In the event, Wardi does not go away for the weekend with his paramour as planned, scared she might ask how he came by those ugly bruises. Wardi and Cambara share the same space for a few days, hardly communicating; they eat and cook separately for much of this interim period, but avoid each other. For her, the modus vivendi put her in mind of the arrangement she had worked out with Zaak, each keeping to his or her part of the apartment. They would come together for the sake of decorum whenever one of their relations or friends visited or when they had to honor a friend getting married. Nor did Cambara speak of the fistfight; who started it, who bled more, who won, and who lost what.
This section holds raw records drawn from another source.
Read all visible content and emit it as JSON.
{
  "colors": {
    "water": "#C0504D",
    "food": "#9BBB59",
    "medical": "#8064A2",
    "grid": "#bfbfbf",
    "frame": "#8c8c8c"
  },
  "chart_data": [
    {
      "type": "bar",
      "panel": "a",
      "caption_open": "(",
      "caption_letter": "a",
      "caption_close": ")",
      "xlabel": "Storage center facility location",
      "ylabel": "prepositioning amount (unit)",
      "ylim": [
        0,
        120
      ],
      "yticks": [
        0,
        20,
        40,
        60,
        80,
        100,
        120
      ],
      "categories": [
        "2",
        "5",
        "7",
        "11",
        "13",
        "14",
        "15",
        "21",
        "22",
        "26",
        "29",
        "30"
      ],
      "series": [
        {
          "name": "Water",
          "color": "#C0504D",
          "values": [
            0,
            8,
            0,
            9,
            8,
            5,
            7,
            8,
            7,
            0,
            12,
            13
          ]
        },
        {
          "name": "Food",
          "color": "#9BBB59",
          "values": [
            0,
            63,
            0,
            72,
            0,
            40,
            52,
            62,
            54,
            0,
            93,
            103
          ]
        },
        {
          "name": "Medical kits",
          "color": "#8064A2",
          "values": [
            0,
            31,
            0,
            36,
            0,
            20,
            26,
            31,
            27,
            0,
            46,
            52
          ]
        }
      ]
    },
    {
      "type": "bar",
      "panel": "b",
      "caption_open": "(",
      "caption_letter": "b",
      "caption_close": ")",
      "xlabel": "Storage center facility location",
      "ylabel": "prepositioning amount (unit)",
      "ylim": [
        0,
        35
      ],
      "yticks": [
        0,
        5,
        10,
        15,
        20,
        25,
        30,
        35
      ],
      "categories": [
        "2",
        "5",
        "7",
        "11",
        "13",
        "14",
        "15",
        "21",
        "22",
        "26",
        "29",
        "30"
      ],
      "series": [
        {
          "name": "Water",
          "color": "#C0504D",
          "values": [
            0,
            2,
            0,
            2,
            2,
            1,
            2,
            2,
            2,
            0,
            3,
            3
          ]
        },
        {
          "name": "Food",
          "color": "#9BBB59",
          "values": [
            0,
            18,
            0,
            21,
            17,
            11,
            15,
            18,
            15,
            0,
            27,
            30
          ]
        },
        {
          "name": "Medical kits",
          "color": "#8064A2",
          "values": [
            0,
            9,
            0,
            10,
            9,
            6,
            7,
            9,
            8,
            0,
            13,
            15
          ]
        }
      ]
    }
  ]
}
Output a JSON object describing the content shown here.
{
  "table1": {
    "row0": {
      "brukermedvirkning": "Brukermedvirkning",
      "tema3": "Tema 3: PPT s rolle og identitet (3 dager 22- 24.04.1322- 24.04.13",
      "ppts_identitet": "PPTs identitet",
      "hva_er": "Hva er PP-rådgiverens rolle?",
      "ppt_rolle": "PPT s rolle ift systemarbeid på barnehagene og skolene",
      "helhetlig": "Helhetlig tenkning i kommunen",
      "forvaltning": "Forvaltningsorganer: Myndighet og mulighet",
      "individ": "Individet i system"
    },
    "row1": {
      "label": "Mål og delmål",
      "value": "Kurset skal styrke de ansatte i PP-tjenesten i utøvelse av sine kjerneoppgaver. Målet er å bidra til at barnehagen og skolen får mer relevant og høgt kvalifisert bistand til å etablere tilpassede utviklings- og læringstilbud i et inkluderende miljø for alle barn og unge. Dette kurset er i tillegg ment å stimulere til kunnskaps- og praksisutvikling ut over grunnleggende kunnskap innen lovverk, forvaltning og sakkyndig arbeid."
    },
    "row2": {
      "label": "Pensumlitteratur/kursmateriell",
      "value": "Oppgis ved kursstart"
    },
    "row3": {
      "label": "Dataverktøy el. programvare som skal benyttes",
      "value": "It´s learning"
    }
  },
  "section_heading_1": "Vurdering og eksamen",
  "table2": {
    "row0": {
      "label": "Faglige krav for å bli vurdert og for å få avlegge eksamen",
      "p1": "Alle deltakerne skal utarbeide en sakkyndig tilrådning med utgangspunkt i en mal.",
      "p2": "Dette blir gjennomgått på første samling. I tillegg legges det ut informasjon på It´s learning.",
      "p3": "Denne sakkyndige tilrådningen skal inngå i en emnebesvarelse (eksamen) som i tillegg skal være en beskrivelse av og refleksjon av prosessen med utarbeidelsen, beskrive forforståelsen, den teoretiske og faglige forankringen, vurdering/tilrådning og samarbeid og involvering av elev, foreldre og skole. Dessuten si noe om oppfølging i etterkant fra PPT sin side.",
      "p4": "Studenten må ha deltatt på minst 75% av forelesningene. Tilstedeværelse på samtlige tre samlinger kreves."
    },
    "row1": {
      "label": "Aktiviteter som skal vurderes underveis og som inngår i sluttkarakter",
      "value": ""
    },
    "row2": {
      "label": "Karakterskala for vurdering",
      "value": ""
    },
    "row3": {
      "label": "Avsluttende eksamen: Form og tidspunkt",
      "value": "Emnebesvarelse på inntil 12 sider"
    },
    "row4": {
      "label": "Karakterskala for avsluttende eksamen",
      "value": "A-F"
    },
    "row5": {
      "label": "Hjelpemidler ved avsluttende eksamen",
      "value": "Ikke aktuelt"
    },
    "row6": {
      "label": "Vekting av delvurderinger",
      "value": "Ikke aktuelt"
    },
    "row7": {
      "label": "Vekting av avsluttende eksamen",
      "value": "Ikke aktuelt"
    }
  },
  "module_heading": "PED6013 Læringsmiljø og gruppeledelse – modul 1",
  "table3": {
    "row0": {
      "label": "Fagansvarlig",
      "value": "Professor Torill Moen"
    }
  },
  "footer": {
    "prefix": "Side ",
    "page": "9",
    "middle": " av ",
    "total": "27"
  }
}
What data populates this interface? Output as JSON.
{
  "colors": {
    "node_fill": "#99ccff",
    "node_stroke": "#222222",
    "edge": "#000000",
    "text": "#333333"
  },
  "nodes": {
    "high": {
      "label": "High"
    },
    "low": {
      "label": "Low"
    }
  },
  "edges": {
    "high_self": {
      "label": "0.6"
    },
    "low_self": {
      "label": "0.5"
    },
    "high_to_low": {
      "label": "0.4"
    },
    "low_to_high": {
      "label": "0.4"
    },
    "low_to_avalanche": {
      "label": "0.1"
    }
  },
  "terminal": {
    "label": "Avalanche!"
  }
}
Privately, she felt she was the one hard-done by what happened, especially after the death of her son.
Then, one morning, Cambara wakes up looking like a cat in distress, and, with her gut troubled, her mind unsettled, and smarting because of her heart, which hurts terribly, she resolves to put the greatest of distances between herself and Wardi. Long discussions ensue to which Arda and Raxma are parties, now with one alone, now with the other, and later with both. Security tops the agenda. Arda is of the view that no property in present-day Mogadiscio is worth the risk involved in its recovery. Raxma is inclined to hold the opinion that a visit now will be all to the good, may even have therapeutic value. But where will she stay? They agree to look deeper into every aspect, think of where she might put up and with whom, and then meet again.
Cambara buys a one-way ticket to Mogadiscio after she hears back from both Arda and Raxma. While Arda insists that she will okay the trip on condition that she stay with Zaak and vow to return immediately in the event of the slightest danger, Raxma promises to contact Kiin, who owns a hotel and who, she is certain, can provide her with backup security and accommodation.